In case you didn't know, Nam Le is currently the new "it" author in the lit world. Two years after his first story debuted in A Public Space, he continued getting published everywhere from One-Story to Zoetrope. Last month marked the publication of his first story collection, The Boat, and the reviews have been pretty damn positive. A lot's been made about the amount of research in the story, the fact that the stories are so strong you'd thinking someone over the age of 29 wrote them. On the other hand, there's been a lot of criticism that the stories are sort of, well, lacking substance and a certain "oomph".
Reading the book, I'd say my opinion is somewhere in the middle. Le's research skills make these stories enthralling. The reason most people seem to think Le is older than he actually is is the fact that most young writers don't bother with copious amount of research. If you're under 40, odds are that you're still writing away your angst with thinly-veiled autobiographies (hey, that's me!) or missing the mark entirely with a poorly-researched story that you think is kind of neat despite its awfulness. We can all learn something from Le, or at least attempt the sort of rigorous seriousness with which he approaches writing a story.

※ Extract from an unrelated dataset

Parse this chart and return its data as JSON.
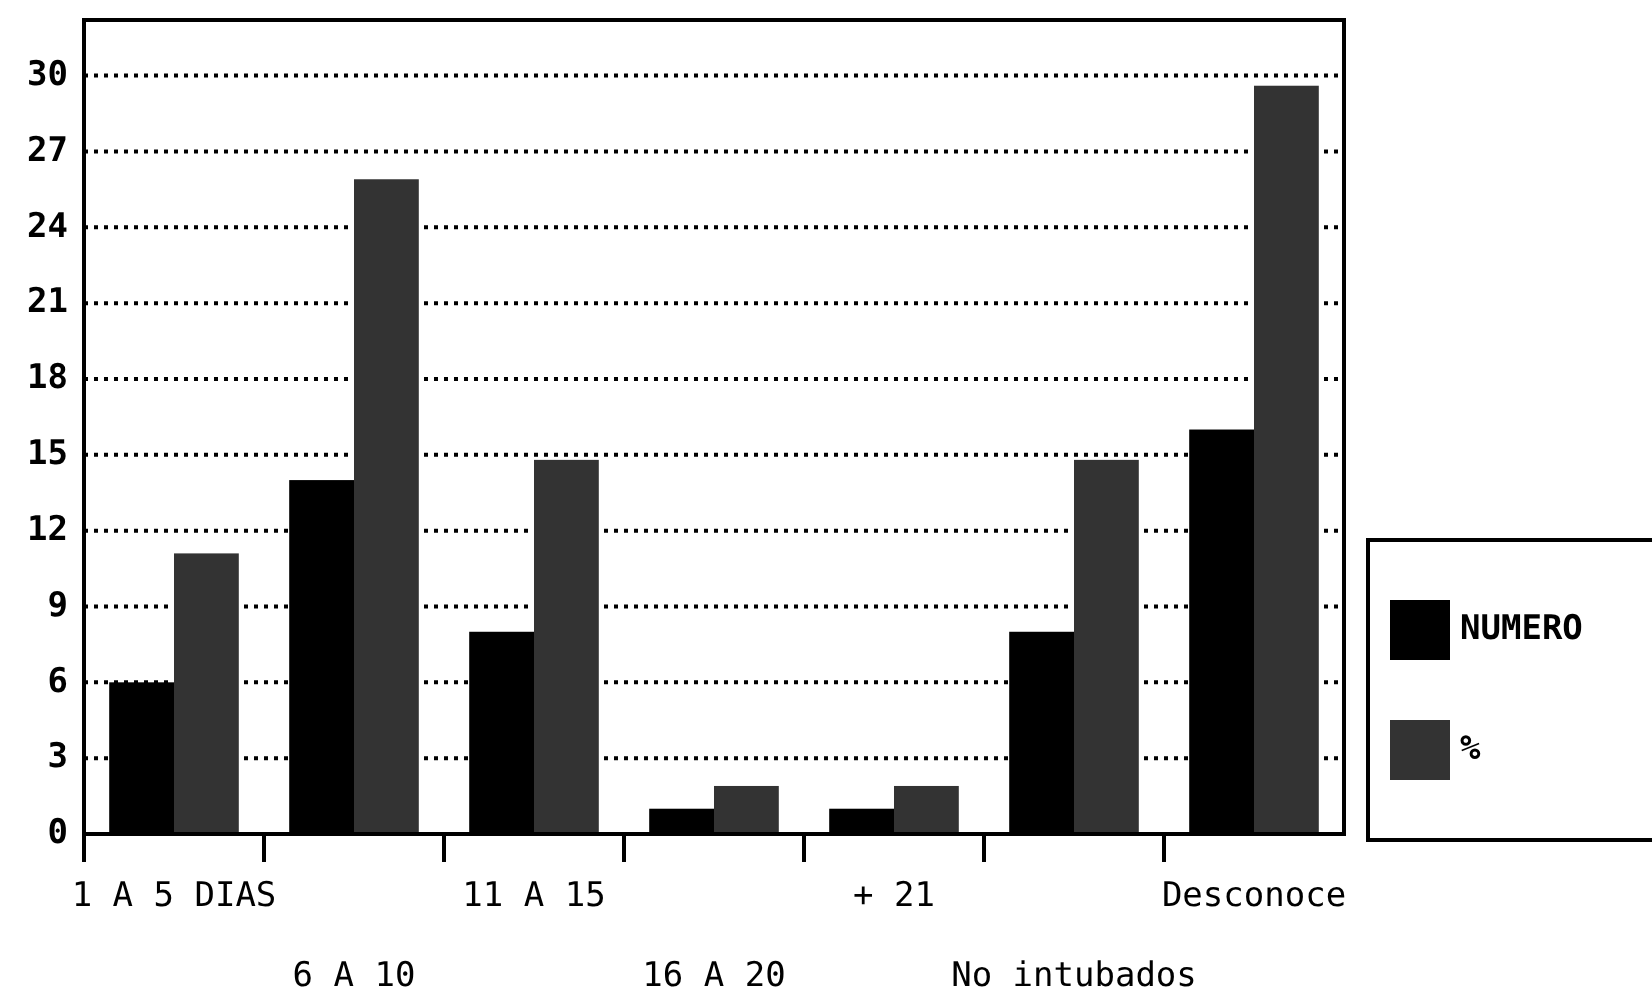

That being said, Nam still has a few kinks to work out when it comes to making us care about his characters or the outcome of his story. Sure, Colombian assassins and Iranian activists make for interesting subjects, but is there anything to take away from either of those stories? As Hari Kunzru said, there are small flourishes that feel like a breath of fresh air throughout. But the thing is, why bother writing a story about something you have no attachment to? It's something I've struggled with over the years: I want to write about what's important to me, and there always needs to be a venue or form that best supports that. If I were to write about Hiroshima, it probably wouldn't be about Hiroshima, etc. Le's biggest emotional impact comes from the already-talked-about-to-death opening story in the collection and "Halflead Bay", which perfectly captures the teenage years in which we are unsure of what we do and why we do it. There's a real connection there: you can tell Le cares about the characters in both of these stories. The others, who knows? He's probably sincere about his intentions, but only gets half of it right.
Frankly, that's OK. No one should be claiming that an author's first seven stories should be incredible, life-changing pieces of work. It's astonishing that he points to the stands like Babe Ruth with every story, and though he may not knock it out of the park each time, he at least hits the literary equivalent of a ground roll double every time. Dear Lord, did I really type that last sentence? Anyway, how many writers under thirty are capable of that? None, probably. "Pride..." and "Halflead Bay", in the end, are a sign of what's to come for Nam Le, the proof that he is going to be a future literary master, and it's necessary that we start paying attention now.
Tonight, Nam Le reads with Leslie Jamison and Keith Lee Morris at Fort Greene Park for APS. Be there or be square!